In the current study, we found that the plasma levels of miR-146a were positively correlated with TSH and that the increased miR-146a and TSH levels were associated with the presence of CHD independent of other established cardiovascular risk factors. Zhang et al. reported that patients with SCH present atherosclerosis-specific circulating miRNA expression profiles [54]. Tian et al. found that elevated TSH may cause endothelial cells dysfunction [55, 56], stimulate vascular smooth muscle cell proliferation, therefore, we speculated that elevated TSH levels increase the expression of miR-146a in cells, which induces an inflammatory response via NF-κB signaling [21] and promotes the occurrence and development of atherosclerosis. These phenomena require further study in vitro.

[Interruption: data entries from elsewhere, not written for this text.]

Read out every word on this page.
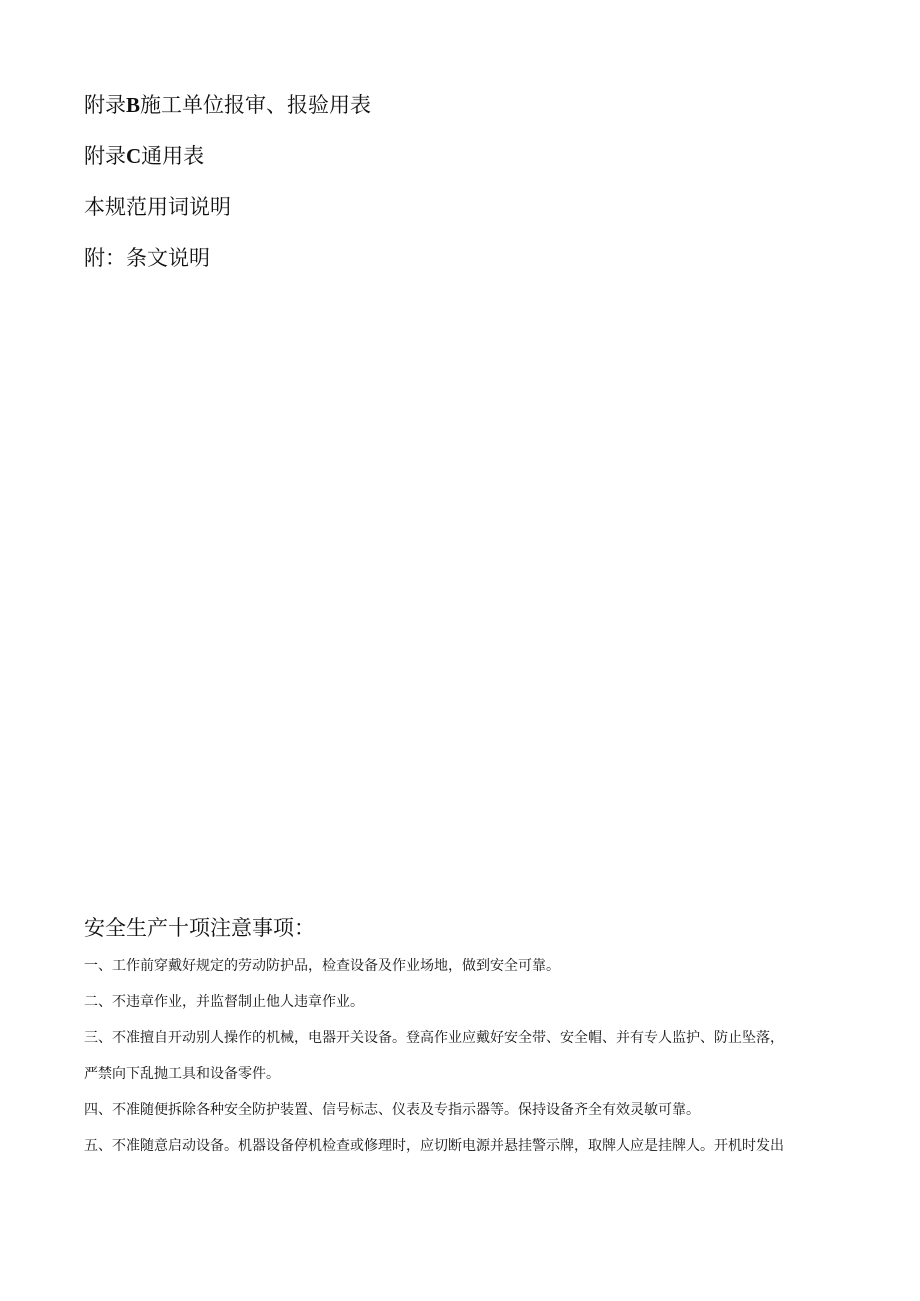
附录B施工单位报审、报验用表
附录C通用表
本规范用词说明
附：条文说明
安全生产十项注意事项：
一、工作前穿戴好规定的劳动防护品，检查设备及作业场地，做到安全可靠。
二、不违章作业，并监督制止他人违章作业。
三、不准擅自开动别人操作的机械，电器开关设备。登高作业应戴好安全带、安全帽、并有专人监护、防止坠落，
严禁向下乱抛工具和设备零件。
四、不准随便拆除各种安全防护装置、信号标志、仪表及专指示器等。保持设备齐全有效灵敏可靠。
五、不准随意启动设备。机器设备停机检查或修理时，应切断电源并悬挂警示牌，取牌人应是挂牌人。开机时发出
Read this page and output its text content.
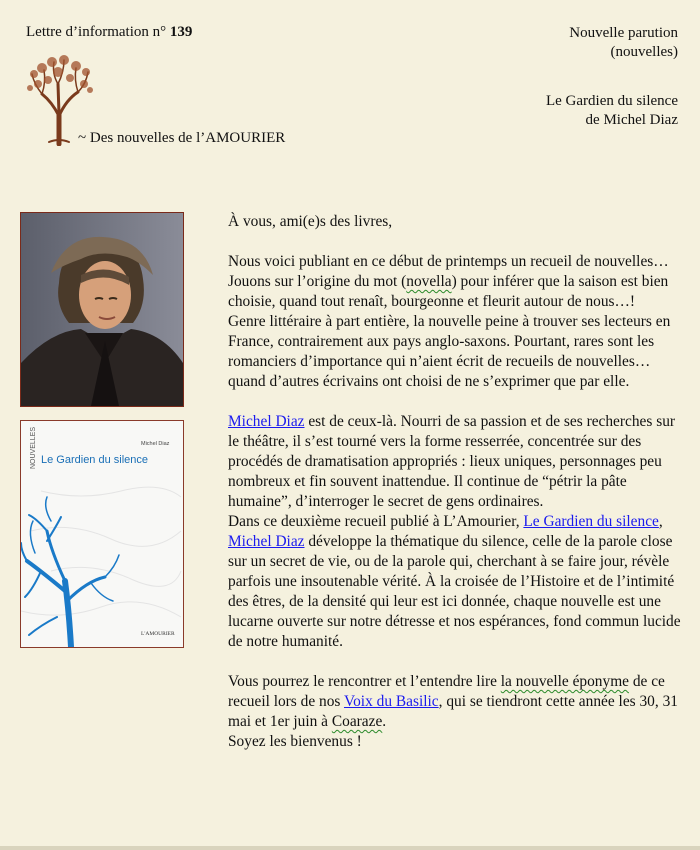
Lettre d’information n° 139	Nouvelle parution
(nouvelles)
Le Gardien du silence
de Michel Diaz
~ Des nouvelles de l’AMOURIER
NOUVELLES	Michel Diaz
Le Gardien du silence
L'AMOURIER

À vous, ami(e)s des livres,

Nous voici publiant en ce début de printemps un recueil de nouvelles… Jouons sur l’origine du mot (novella) pour inférer que la saison est bien choisie, quand tout renaît, bourgeonne et fleurit autour de nous…!

Genre littéraire à part entière, la nouvelle peine à trouver ses lecteurs en France, contrairement aux pays anglo-saxons. Pourtant, rares sont les romanciers d’importance qui n’aient écrit de recueils de nouvelles… quand d’autres écrivains ont choisi de ne s’exprimer que par elle.

Michel Diaz est de ceux-là. Nourri de sa passion et de ses recherches sur le théâtre, il s’est tourné vers la forme resserrée, concentrée sur des procédés de dramatisation appropriés : lieux uniques, personnages peu nombreux et fin souvent inattendue. Il continue de “pétrir la pâte humaine”, d’interroger le secret de gens ordinaires.

Dans ce deuxième recueil publié à L’Amourier, Le Gardien du silence, Michel Diaz développe la thématique du silence, celle de la parole close sur un secret de vie, ou de la parole qui, cherchant à se faire jour, révèle parfois une insoutenable vérité. À la croisée de l’Histoire et de l’intimité des êtres, de la densité qui leur est ici donnée, chaque nouvelle est une lucarne ouverte sur notre détresse et nos espérances, fond commun lucide de notre humanité.

Vous pourrez le rencontrer et l’entendre lire la nouvelle éponyme de ce recueil lors de nos Voix du Basilic, qui se tiendront cette année les 30, 31 mai et 1er juin à Coaraze.

Soyez les bienvenus !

This study had several limitations. First, this study did not report serum thyroid antibody levels, and TSH levels were only measured once. Second, this was a cross-sectional study that suggested hypotheses but failed to describe the relationship between the putative cause and effect. Third, this was single-center study involving a small number of patients, and large-scale multicenter studies are necessary. Finally, the mechanisms of miR-146a that regulate CHD in humans were not fully elucidated. The potential role of miR-146a and TSH in CHD needs to be further determined via basic research.
Conclusion
In conclusion, the present study may provide new insight into the significance of circulating miRNA expression profiles in predicting CHD among patients with SCH. The results of this study showed that plasma miR-146a levels correlated with the severity of coronary atherosclerosis. Furthermore, plasma miR-146a levels increased with slight elevations in TSH in CHD patients. Therefore, miR-146a may have good predictive value for CHD among individuals with elevated TSH levels.
Acknowledgements
This study was supported by the National Natural Science Foundation of China (No. 81273878), and the Science and Technology Research and Development Program of Shaanxi Province of China (No. 2016SF-260).
Disclosure Statement
No potential conflicts of interest were disclosed.